Yani çikolata daha en başından beri hediye edilen, oldukça değerli bir yiyecek olmuş. Ancak yine de günümüzde çikolatanın Sevgililer Günü’nde hediye edilişi, daha çok Cadbury’nin başlattığı gelenekten ya da afrodizyak etkisi olduğu düşüncesinden geliyor. Çikolataların yüzde 75’i erkekler tarafından kadınlara hediye ediliyor. Bunun istisnası ise Japonya. Japonya’da Sevgililer Günü’nde erkeklerin kadınlara çikolata hediye etmesi yasak. Sadece kadınlar erkeklere çikolata hediye edebiliyor. Hatta sadece sevgililerine değil, arkadaşları, patronları gibi hayatlarında olan diğer erkeklere de çikolata hediye ediyorlar. Sadece aşkı ifade etmek için değil, sevgiyi ifade etmek için de çikolatadan yararlanıyorlar.

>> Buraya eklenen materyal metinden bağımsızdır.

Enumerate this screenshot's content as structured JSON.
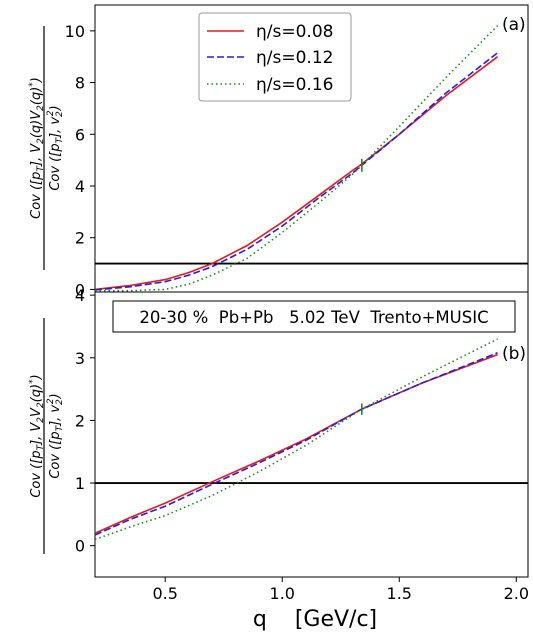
{
  "figure": {
    "xlabel": "q    [GeV/c]",
    "colors": {
      "eta008": "#e41a1c",
      "eta012": "#1f1fe0",
      "eta016": "#1a8c1a"
    }
  },
  "chart_data": [
    {
      "type": "line",
      "panel_label": "(a)",
      "ylabel_parts": [
        "Cov ([p",
        "T",
        "], V",
        "2",
        "(q)V",
        "2",
        "(q)",
        "*",
        ")",
        "Cov ([p",
        "T",
        "], v",
        "2",
        "2",
        ")"
      ],
      "xlim": [
        0.2,
        2.05
      ],
      "ylim": [
        -0.1,
        11
      ],
      "yticks": [
        0,
        2,
        4,
        6,
        8,
        10
      ],
      "legend": {
        "placement": "top-center",
        "entries": [
          "η/s=0.08",
          "η/s=0.12",
          "η/s=0.16"
        ]
      },
      "hline": 1,
      "series": [
        {
          "name": "η/s=0.08",
          "style": "solid",
          "x": [
            0.2,
            0.35,
            0.5,
            0.6,
            0.7,
            0.85,
            1.0,
            1.15,
            1.3,
            1.34,
            1.5,
            1.7,
            1.92
          ],
          "y": [
            0.0,
            0.15,
            0.38,
            0.65,
            1.0,
            1.7,
            2.6,
            3.6,
            4.6,
            4.85,
            6.0,
            7.5,
            9.0
          ]
        },
        {
          "name": "η/s=0.12",
          "style": "dashed",
          "x": [
            0.2,
            0.35,
            0.5,
            0.6,
            0.7,
            0.85,
            1.0,
            1.15,
            1.3,
            1.34,
            1.5,
            1.7,
            1.92
          ],
          "y": [
            -0.02,
            0.1,
            0.3,
            0.55,
            0.88,
            1.55,
            2.45,
            3.5,
            4.5,
            4.8,
            6.0,
            7.6,
            9.15
          ]
        },
        {
          "name": "η/s=0.16",
          "style": "dotted",
          "x": [
            0.2,
            0.35,
            0.5,
            0.6,
            0.7,
            0.85,
            1.0,
            1.15,
            1.3,
            1.34,
            1.5,
            1.7,
            1.92
          ],
          "y": [
            -0.05,
            -0.05,
            0.0,
            0.2,
            0.55,
            1.2,
            2.2,
            3.3,
            4.45,
            4.8,
            6.3,
            8.2,
            10.2
          ]
        }
      ],
      "error_bar": {
        "x": 1.34,
        "y": 4.8,
        "err": 0.25
      }
    },
    {
      "type": "line",
      "panel_label": "(b)",
      "ylabel_parts": [
        "Cov ([p",
        "T",
        "], V",
        "2",
        "V",
        "2",
        "(q)",
        "*",
        ")",
        "Cov ([p",
        "T",
        "], v",
        "2",
        "2",
        ")"
      ],
      "annotation": "20-30 %  Pb+Pb   5.02 TeV  Trento+MUSIC",
      "xlim": [
        0.2,
        2.05
      ],
      "ylim": [
        -0.5,
        4.05
      ],
      "yticks": [
        0,
        1,
        2,
        3,
        4
      ],
      "xticks": [
        0.5,
        1.0,
        1.5,
        2.0
      ],
      "xtick_labels": [
        "0.5",
        "1.0",
        "1.5",
        "2.0"
      ],
      "hline": 1,
      "series": [
        {
          "name": "η/s=0.08",
          "style": "solid",
          "x": [
            0.2,
            0.35,
            0.5,
            0.7,
            0.9,
            1.1,
            1.34,
            1.6,
            1.92
          ],
          "y": [
            0.2,
            0.45,
            0.68,
            1.02,
            1.35,
            1.7,
            2.18,
            2.6,
            3.05
          ]
        },
        {
          "name": "η/s=0.12",
          "style": "dashed",
          "x": [
            0.2,
            0.35,
            0.5,
            0.7,
            0.9,
            1.1,
            1.34,
            1.6,
            1.92
          ],
          "y": [
            0.17,
            0.42,
            0.63,
            0.98,
            1.32,
            1.68,
            2.18,
            2.6,
            3.08
          ]
        },
        {
          "name": "η/s=0.16",
          "style": "dotted",
          "x": [
            0.2,
            0.35,
            0.5,
            0.7,
            0.9,
            1.1,
            1.34,
            1.6,
            1.92
          ],
          "y": [
            0.1,
            0.3,
            0.48,
            0.8,
            1.18,
            1.6,
            2.18,
            2.7,
            3.3
          ]
        }
      ],
      "error_bar": {
        "x": 1.34,
        "y": 2.18,
        "err": 0.09
      }
    }
  ]
}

Tabii çikolatanın aşkın sembolü olması daha ne kadar sürer orası meçhul. Zira çikolatanın sevgiliye verilen romantik bir hediye olması düşüncesi, yerini yavaş yavaş çikolatanın kendi kendini mutlu etme aracına dönüşmesine bırakıyor gibi. Çikolata reklamlarında da bu konsept baskın olmaya başladı. Karşındakine duyduğun aşkı göstermekten ziyade, kendine duyduğun aşkın simgesi olarak çikolata almalısın mesajı veriliyor artık. Çikolatanın seksten bile daha iyi olduğunu söylemek de bu düşüncenin bir yansıması. Yalnız olduğu için çikolata tüketen kadın portrelerinin çizilmesi de çikolatanın çok yakında aşkın sembolü olmaktan çıkabileceğinin habercisi. Ancak şimdilik durum eşit. Bir gelenek olarak sevgilisine çikolata alanlar da, yalnız kaldığı için ağlamaktan gözleri şişenler de bu 14 Şubat’ta milyonlarca çikolatanın tüketilmesine sebep olacak.